Specifically, what eli_sennesh means by a "planning gradient" is that you compare a plan to alternative plans around it, and switch plans in the direction of more reward. If your reward function returns infinity for any possible plan, then you will be indifferent among all plans, and your utility function will not constrain what actions you take at all, and your behavior is 'unspecified.'
I think you're implicitly assuming that the reward function is housed in some other logic, and so it's not that the AI is infinitely satisfied by every possibility, but that the AI is infinitely satisfied by continuing to exist, and thus seeks to maximize the amount of time that it exists.
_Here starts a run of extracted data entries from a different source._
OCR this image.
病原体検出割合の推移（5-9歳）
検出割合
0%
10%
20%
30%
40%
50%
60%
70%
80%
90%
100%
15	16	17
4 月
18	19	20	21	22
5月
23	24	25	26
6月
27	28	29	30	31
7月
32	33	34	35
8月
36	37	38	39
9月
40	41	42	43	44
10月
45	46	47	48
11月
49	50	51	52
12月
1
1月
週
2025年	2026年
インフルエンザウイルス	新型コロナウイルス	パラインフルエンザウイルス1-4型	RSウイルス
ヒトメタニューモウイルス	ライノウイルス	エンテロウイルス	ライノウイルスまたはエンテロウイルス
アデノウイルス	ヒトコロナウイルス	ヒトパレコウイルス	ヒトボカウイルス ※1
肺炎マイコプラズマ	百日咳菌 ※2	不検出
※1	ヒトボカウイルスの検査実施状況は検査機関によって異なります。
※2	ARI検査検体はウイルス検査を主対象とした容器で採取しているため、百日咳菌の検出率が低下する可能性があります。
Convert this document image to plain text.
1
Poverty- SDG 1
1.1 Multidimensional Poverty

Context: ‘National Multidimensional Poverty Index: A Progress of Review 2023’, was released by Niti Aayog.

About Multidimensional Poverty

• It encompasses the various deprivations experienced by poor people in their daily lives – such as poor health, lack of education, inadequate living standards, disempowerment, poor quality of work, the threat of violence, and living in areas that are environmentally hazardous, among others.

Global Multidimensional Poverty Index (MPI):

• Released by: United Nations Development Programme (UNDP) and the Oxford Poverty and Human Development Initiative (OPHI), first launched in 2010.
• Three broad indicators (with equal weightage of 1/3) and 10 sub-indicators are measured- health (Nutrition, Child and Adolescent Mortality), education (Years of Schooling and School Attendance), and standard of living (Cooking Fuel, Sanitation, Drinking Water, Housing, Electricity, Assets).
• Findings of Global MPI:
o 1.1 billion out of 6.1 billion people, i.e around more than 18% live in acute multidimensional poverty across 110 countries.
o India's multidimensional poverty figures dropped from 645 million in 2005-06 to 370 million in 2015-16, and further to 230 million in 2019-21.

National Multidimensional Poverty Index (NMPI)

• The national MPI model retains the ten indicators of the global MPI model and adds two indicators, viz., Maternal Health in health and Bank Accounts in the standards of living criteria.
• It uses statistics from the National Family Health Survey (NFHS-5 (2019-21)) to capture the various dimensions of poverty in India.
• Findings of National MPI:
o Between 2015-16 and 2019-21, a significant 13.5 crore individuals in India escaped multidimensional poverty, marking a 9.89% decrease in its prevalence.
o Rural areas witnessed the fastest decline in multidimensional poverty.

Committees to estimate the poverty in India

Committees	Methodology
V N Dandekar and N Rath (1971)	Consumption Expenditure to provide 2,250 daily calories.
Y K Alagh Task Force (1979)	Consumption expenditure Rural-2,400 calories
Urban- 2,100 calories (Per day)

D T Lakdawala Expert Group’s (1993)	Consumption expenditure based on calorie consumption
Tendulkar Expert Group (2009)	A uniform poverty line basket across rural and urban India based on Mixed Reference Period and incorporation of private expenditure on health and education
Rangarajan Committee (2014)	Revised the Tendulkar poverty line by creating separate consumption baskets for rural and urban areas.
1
But if you're going to wirehead, why would you leave this potential source for disappointment around, instead of making the entire reward logic just return "everything is as good as it could possibly be"?
Here's one mathematical argument for it, based on the assumption that the AI can rewire its reward channel but not the whole reward/planning function: http://www.agroparistech.fr/mmip/maths/laurent_orseau/papers/ring-orseau-AGI-2011-delusion.pdf
Yes, that's the basic problem with considering the reward signal to be a feature, to be maximized without reference to causal structure, rather than a variable internal to the world-model.
Again: that depends what planning algorithm it uses. Many reinforcement learners use planning algorithms which presume that the reward signal has no causal relationship to the world-model. Once these learners wirehead themselves, they're effectively dead due to the AIXI Anvil-on-Head Problem, because they were programmed to assume that there's no relationship between their physical existence and their reward signal, and they then destroyed the tenuous, data-driven correlation between the two.
I'm having a very hard time modelling how different AI types would act in extreme scenarios like that. I'm surprised there isn't more written about this, because it seems extremely important to whether UFAI is even a threat at all. I would be very relieved if that was the case, but it doesn't seem obvious to me.
Particularly I worry about AIs that predict future reward directly, and then just take the local action that predicts the highest future reward. Like is typically done in reinforcement learning. An example would be Deepmind's Atari playing AI which got a lot of press.
I don't think AIs with entire world models that use general planning algorithms would scale to real world problems.Too much irrelevant information to model, too large a search space to search.
As they train their internal model to predict what their reward will be in x time steps, and as x goes to infinity, they care more and more about self preservation. Even if they have already hijacked the reward signal completely.